Anderson et Isaac se tournèrent en direction de l'interruption. Un vieil homme dépenaillé habillé d'un trench coat et portant des lunettes jetait un œil dans l'alcôve. Son visage était recouvert d'une barbe de trois jours négligée. "Les bibliothécaires ont dit que vous étiez en possession du Manuel de Thaumatologie Analytique de Niebauer, je me demandais si-"

L'homme s'arrêta. Isaac et Anderson le fixait dans un silence de mort.

Le vieil homme leva deux mains gantées en signe de reddition.

"Je vais juste revenir plus tard," dit-il avant de partir rapidement, s'évanouissant derrière une rangée d'étagères.

Anderson reporta son attention sur Isaac pour voir que l'homme d'affaires rangeait déjà son attaché-case.

"Penses-tu que tu peux faire passer un message à Medea et à tous les Sacres encore en contact avec elle ?"

Isaac secoua la tête.

"Howell a bien spécifié que tu devais rester sans contact avec l'extérieur, et je ne vais pas me battre avec des miliciens Maxwellistes. Ils sont des clients bien trop précieux pour mes employeurs."

"T'es vraiment un enfoiré cupide, tu le sais ça ?" dit Anderson en fronçant les sourcils.

"Ah ouais ? Eh bien, ça m'aide à permettre aux gens de gagner beaucoup d'argent." Isaac haussa les épaules. "C'est pour ça que Phineas et toi m'avait embauché, tu te souviens ? Bonne chance, Vincent."

Anderson ferma les yeux alors qu'Isaac partait. Lorsqu'il les ouvrit, il baissa les yeux sur le nouveau manuscrit.

"Pensez-vous que je pourrais avoir ce livre maintenant ?" demanda le vieil homme, en rejetant un coup d’œil.


"Je dois dire que je suis impressionnée," dit Jessie Merlo. "Je n'espérais pas entendre de nouveau parler de toi avant quelques semaines. Des mois, même."

Se tenant devant son bureau se trouvait un vieil homme dépenaillé. Sa barbe de trois jours venait d'être rasée. Il haussa les épaules et tendit un disque dur à Jessie.

"Crois-le ou non, trouver quelqu'un dans la Bibliothèque n'est pas vraiment la chose la plus difficile du monde si tu sais où regarder. Et puis, même dans la Bibliothèque, on ne peut pas dire qu'Anderson passe inaperçu."

"Soit." Jessie fit un grand sourire. "Donc, qu'est-ce qu'il prépare ?"
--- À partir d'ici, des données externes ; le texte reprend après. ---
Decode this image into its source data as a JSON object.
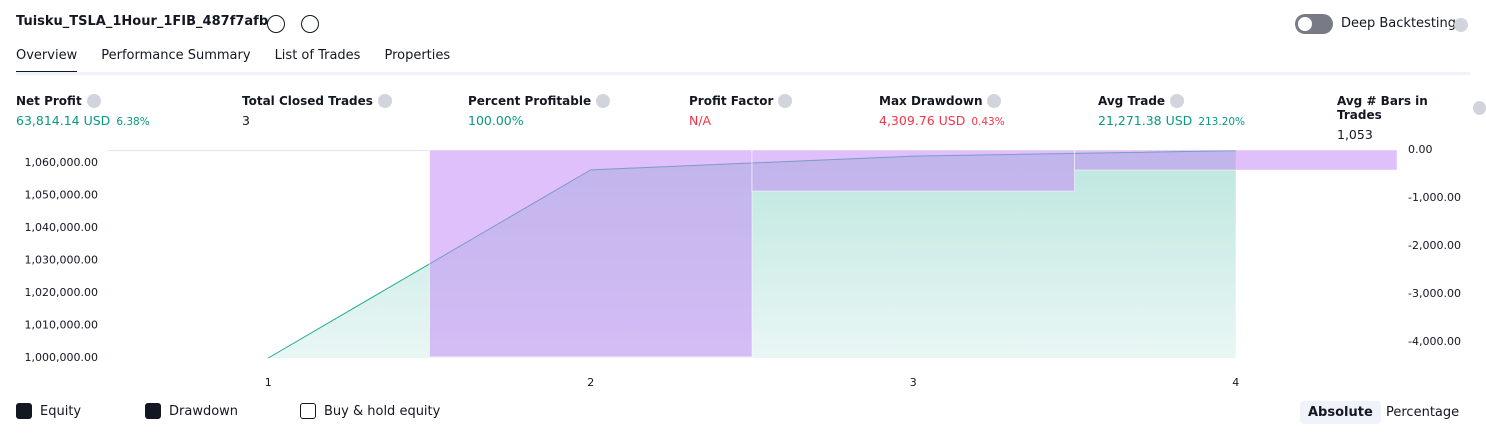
{
  "header": {
    "title": "Tuisku_TSLA_1Hour_1FIB_487f7afb",
    "toggle_label": "Deep Backtesting"
  },
  "tabs": [
    "Overview",
    "Performance Summary",
    "List of Trades",
    "Properties"
  ],
  "metrics": [
    {
      "label": "Net Profit",
      "value": "63,814.14 USD",
      "percent": "6.38%",
      "tone": "green"
    },
    {
      "label": "Total Closed Trades",
      "value": "3",
      "tone": "plain"
    },
    {
      "label": "Percent Profitable",
      "value": "100.00%",
      "tone": "green"
    },
    {
      "label": "Profit Factor",
      "value": "N/A",
      "tone": "red"
    },
    {
      "label": "Max Drawdown",
      "value": "4,309.76 USD",
      "percent": "0.43%",
      "tone": "red"
    },
    {
      "label": "Avg Trade",
      "value": "21,271.38 USD",
      "percent": "213.20%",
      "tone": "green"
    },
    {
      "label": "Avg # Bars in Trades",
      "value": "1,053",
      "tone": "plain"
    }
  ],
  "chart_data": {
    "type": "line",
    "categories": [
      "1",
      "2",
      "3",
      "4"
    ],
    "series": [
      {
        "name": "Equity",
        "type": "area",
        "color": "#22ab94",
        "axis": "y",
        "values": [
          1000000,
          1057900,
          1062100,
          1063814.14
        ]
      },
      {
        "name": "Drawdown",
        "type": "bar",
        "color": "#c58cf5",
        "axis": "y2",
        "values": [
          0,
          -4309.76,
          -854,
          -417
        ]
      }
    ],
    "ylim": [
      1000000,
      1064000
    ],
    "yticks": [
      {
        "value": 1000000,
        "label": "1,000,000.00"
      },
      {
        "value": 1010000,
        "label": "1,010,000.00"
      },
      {
        "value": 1020000,
        "label": "1,020,000.00"
      },
      {
        "value": 1030000,
        "label": "1,030,000.00"
      },
      {
        "value": 1040000,
        "label": "1,040,000.00"
      },
      {
        "value": 1050000,
        "label": "1,050,000.00"
      },
      {
        "value": 1060000,
        "label": "1,060,000.00"
      }
    ],
    "y2lim": [
      -4333,
      0
    ],
    "y2ticks": [
      {
        "value": 0,
        "label": "0.00"
      },
      {
        "value": -1000,
        "label": "-1,000.00"
      },
      {
        "value": -2000,
        "label": "-2,000.00"
      },
      {
        "value": -3000,
        "label": "-3,000.00"
      },
      {
        "value": -4000,
        "label": "-4,000.00"
      }
    ]
  },
  "footer": {
    "extra_option": "Buy & hold equity",
    "buttons": [
      "Absolute",
      "Percentage"
    ]
  }
}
"Honnêtement, je peux pas te dire. Peu importe ce que c'est, c'est sacrément putain d'ésotérique. Un Maxwelliste le force à travailler sur quelque chose. Quelque chose concernant la conversion de robots fantômes en données pour WAN. Pas mon aire d'expertise. Mais bon, vous avez cinq jours d'audio et vidéo sur ce disque dur. Plus que nécessaire pour permettre à votre équipe de cracks de comprendre, j'en suis sûr."

Le vieil homme se dirigea vers la porte.

"Je m'en vais. Dis à ta mère qu'elle a officiellement réclamé la dernière faveur que je lui devais pour l'histoire de Jericho." Il ouvrit la porte et s'arrêta, regardant derrière lui avec un sourire sournois. "Oh, et je te promets que si quiconque se pointe pour me sortir de ma retraite encore une fois, je le mettrai littéralement en feu. Littéralement."

L'homme disparut dans le couloir, passant devant un Desmond confus sur le chemin. Le médecin regarda au-dessus de son épaule en entrant dans le bureau, avant de poser deux boîtes de nourriture à emporter sur le bureau.

"Est-ce que c'était-" demanda Desmond à sa femme, sa bouche légèrement entrouverte.

"Navarro ? Ouais," répondit Jessie, les yeux fixés sur l'écran alors qu'elle insérait le disque dur nouvellement obtenu dans son ordinateur. "J'ai bien peur que cela soit un déjeuner rapide, mon amour. Nous avons une piste."

Le médecin soupira et hocha la tête. "Bien sûr." Il fit glisser vers elle une des boîtes de nourriture à emporter.

"Mais on ne peut pas combattre les robots avec l'estomac vide. Je le sais. Je suis un docteur."